Blog

Enhancing Model Performance and Stability with Multiple Loss Functions

By Nick Barlow

Feb 6, 2024 | 3 minutes read
Share this:

Series: quickstart

Tags: features, blog

In my recent work on a greyhound racing prediction model, I’ve discovered an effective technique to not only increase the model’s performance but also stabilize it and reduce overfitting. This technique involves the use of multiple loss functions.

Traditionally, a single loss function is used to train a model. The model’s parameters are adjusted to minimize this loss, which is a measure of the difference between the model’s predictions and the actual data. However, in complex tasks like greyhound racing prediction, a single loss function may not capture all the nuances of the problem.

In my model, I used three different targets for the loss function, each focusing on a different aspect of the data:

  1. Margin as a softmin tensor: The margin of victory in a race is a direct measure of how well each dog performed. By converting this margin to a softmin tensor, we transform the margins into a set of probabilities that sum to 1. The dog with the smallest margin (i.e., the winner) will have the highest probability. This target tensor directly relates to the outcome of the race and is crucial for the model to learn the relationship between the input features and the race outcome.

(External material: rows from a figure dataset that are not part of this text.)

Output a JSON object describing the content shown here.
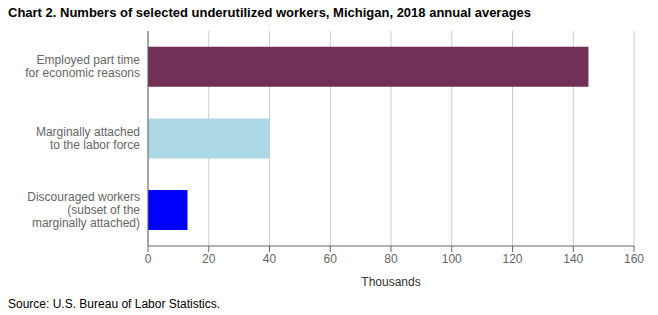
{
  "chart_data": {
    "type": "bar",
    "title": "Chart 2. Numbers of selected underutilized workers, Michigan, 2018 annual averages",
    "orientation": "horizontal",
    "categories": [
      "Discouraged workers\n(subset of the\nmarginally attached)",
      "Marginally attached\nto the labor force",
      "Employed part time\nfor economic reasons"
    ],
    "values": [
      13,
      40,
      145
    ],
    "colors": [
      "#0000ff",
      "#add8e6",
      "#722f57"
    ],
    "xlabel": "Thousands",
    "xlim": [
      0,
      160
    ],
    "xticks": [
      0,
      20,
      40,
      60,
      80,
      100,
      120,
      140,
      160
    ],
    "grid": true,
    "annotations": [
      "Source: U.S. Bureau of Labor Statistics."
    ]
  }
}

  2. One-hot encoded win: This tensor represents the actual winner of the race. Each dog is represented by a binary value in the tensor, with the winner having a value of 1 and all others having a value of 0. This target tensor is essential for the model to learn to predict the categorical outcome of the race, i.e., which dog will win. It provides a clear and unambiguous target for the model to aim for.

  3. Starting prices as probabilities: The starting prices in a race can be seen as the inverse of the market’s perceived probability of each dog winning. By converting these prices to probabilities, we create a target tensor that represents the collective opinion of the betting market. This tensor is important for the model to learn to take into account the same factors that bettors consider when placing their bets. It provides a different perspective on the race outcome, complementing the other two target tensors.

By training the model to predict all three target tensors, we enable it to learn different aspects of the problem and make more accurate and nuanced predictions. Each tensor contains unique information about the race outcome, and by combining them, we can create a model that is more robust and capable of generating more accurate probabilities.

#Single Target Loss
epoch_loss = criterion(output, y)
optimizer.zero_grad()
epoch_loss.mean().backward()
optimizer.step()
#Multiple Target Loss
epoch_loss = criterion(output, y)
epoch_loss_ohe = criterion(output, y_ohe)
epoch_loss_p = criterion(output_p, y_p)
optimizer.zero_grad()
(epoch_loss_p+epoch_loss_ohe+epoch_loss).mean().backward()
optimizer.step()

By training the model to minimize all three loss functions simultaneously, it learns to make predictions that are accurate in multiple respects. This not only improved the model’s performance on the main metric (loss to margin) but also made the model more stable and less prone to overfitting.

My Image

This also translates directly to an increase in validation accuracy on the prediction outcomes:

My Image

This approach of using multiple loss functions can be applied to other complex prediction tasks as well. It’s a powerful way to make your model learn from different perspectives and thus make more accurate and robust predictions.